Aprender a observar a relação que existe entre o desenho, o material utilizado e o gesto que gera os traços, com suas diferentes qualidades de força, velocidade, direção, ataque, comprimento, amplitude, regularidade. Conhecer e ter liberdade de escolha entre materiais simples ou sofisticados, com eles produzir a própria arte e vê-la exposta. Foi toda esta experiência que no último sábado, 13 de julho, a artista visual Adalgisa Campos levou aos adolescentes de Demerval Lobão, no Piauí.
Na estreia do minicurso “Gesto e Desenho”, que faz parte da série de oficinas itinerantes do Cidadania Jovem e chegará também às demais cidades que participam do projeto, o encontro começou com uma roda de conversa. “Falei um pouco sobre essa relação entre desenho, material e gesto, do repertório de materiais, de ações e de imagens que a gente tem para estudar e aprender a desenhar”, conta a artista.
Adalgisa não só falou, mas também apresentou aos jovens diversos tipos de instrumentos e materiais para desenhos e mostrou uma seleção de trabalhos realizados ao longo da história por diferentes artistas. Obras da Renascença, de artistas modernos, contemporâneos, performáticos. Desenhos em papel e em vídeos. Ela se surpreendeu com a reação dos adolescentes, tanto nos comentários que fizeram sobre as obras, momento que chama de “partilha das impressões sobre as imagens”, quanto na escolha e na utilização dos materiais, dispostos em estações de trabalho.
O objetivo era mostrar um leque de possibilidades e valorizar os diferentes tipos de materiais, desde os mais simples e acessíveis, como carvão e bambu, até os que os jovens não conheciam, como pastel seco, ou que nunca tinham usado, como a tinta nanquim. “Fiquei muito contente com o retorno deles. Teve adolescente que veio perguntar, no particular, como era a tinta, como é que usava, onde encontrava. Outros queriam aprender a fazer as penas com o bambu, então fizemos algumas juntos. Achei muito bonito ver isso acontecer”.
Espalhados pela quadra da escola que abriga o Cidadania Jovem, os adolescentes se concentraram na produção dos desenhos. “Pedi, mas não dirigi a forma como iriam experimentar os materiais. E as respostas foram muito interessantes. Eles mandaram ver, exploraram tudo de uma maneira muito livre, espontânea, como a gente esperava que acontecesse,” conta Adalgisa.

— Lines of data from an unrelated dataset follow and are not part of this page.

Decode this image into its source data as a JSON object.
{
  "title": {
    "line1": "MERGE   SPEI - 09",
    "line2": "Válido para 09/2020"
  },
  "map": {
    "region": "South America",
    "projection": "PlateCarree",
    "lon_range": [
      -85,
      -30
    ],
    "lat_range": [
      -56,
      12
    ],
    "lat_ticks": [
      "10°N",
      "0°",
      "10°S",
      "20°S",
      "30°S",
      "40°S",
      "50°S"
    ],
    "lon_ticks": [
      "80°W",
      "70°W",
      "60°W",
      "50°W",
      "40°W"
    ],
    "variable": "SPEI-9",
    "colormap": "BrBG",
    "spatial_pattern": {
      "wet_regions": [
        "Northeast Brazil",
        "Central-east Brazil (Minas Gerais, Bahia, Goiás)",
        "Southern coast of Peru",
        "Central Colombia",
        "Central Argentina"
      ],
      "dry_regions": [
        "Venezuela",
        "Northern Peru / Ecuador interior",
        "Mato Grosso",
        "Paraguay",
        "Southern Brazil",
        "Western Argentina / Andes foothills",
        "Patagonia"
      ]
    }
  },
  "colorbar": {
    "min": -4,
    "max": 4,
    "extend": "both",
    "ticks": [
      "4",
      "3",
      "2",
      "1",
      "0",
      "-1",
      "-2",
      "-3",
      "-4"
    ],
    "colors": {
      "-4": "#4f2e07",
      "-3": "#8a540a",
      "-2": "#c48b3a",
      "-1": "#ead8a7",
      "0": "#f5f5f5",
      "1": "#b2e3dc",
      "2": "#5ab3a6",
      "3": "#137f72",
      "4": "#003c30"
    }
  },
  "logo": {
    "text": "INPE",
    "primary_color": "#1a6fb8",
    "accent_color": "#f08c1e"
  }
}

Os desenhos produzidos foram expostos em dois grandes varais. Houve uma certa timidez de alguns jovens para falar das próprias criações, mas todos os trabalhos receberam uma atenção cuidadosa de Adalgisa: “Eu busquei valorar as imagens, chancelar os produtos visuais que eles estavam construindo tanto quanto as imagens que mostrei na apresentação. Proporcionar que os adolescentes se olhem e vejam as imagens que construíram sendo expostas é precioso como experiência. Pelo menos essa é a intenção e a esperança”.
Para ela, experiências como a do sábado impactam na autoimagem e nas possibilidades que os jovens têm de lidar com a realidade e os símbolos com os quais são confrontados. “No final das contas, acho que é para isso que serve a arte, para todo mundo. No caso dos adolescentes, especialmente os que estão em situação de vulnerabilidade social, essa utilidade é mais aguda, mais urgente. ” avalia Adalgisa, que ministrou o minicurso também para os monitores do Cidadania Jovem, na noite de sexta-feira (12), como complemento às capacitações do projeto.
Sobre a artista
Adalgisa Campos é graduada em Arquitetura pela Faculdade de Arquitetura e Urbanismo da USP (Universidade de São Paulo), pós-graduada em Pesquisa Cromática pela École Nationale Supérieure des Arts Décoratifs (Paris, França), e mestre em Artes pelo Instituto de Artes da Universidade Estadual de Campinas (Unicamp).
Partindo da prática do desenho, desenvolve trabalhos bidimensionais, instalações, vídeos e performances, com os quais já participou de diversas exposições no Brasil, França, Alemanha e Canadá. Dedica-se desde 1998 ao ensino de artes em diversas frentes, tendo sido professora no Centro Universitário Belas Artes e diretora da divisão de Ação Cultural no Centro Cultural São Paulo.
Tem ainda quase 20 anos de experiência no ensino a adolescentes e já atuou em entidades sociais e escolas dos níveis fundamental e médio. Ao lado de Paulo Camillo Penna dirige, desde 2005, a Casateliê, espaço independente de arte em São Paulo.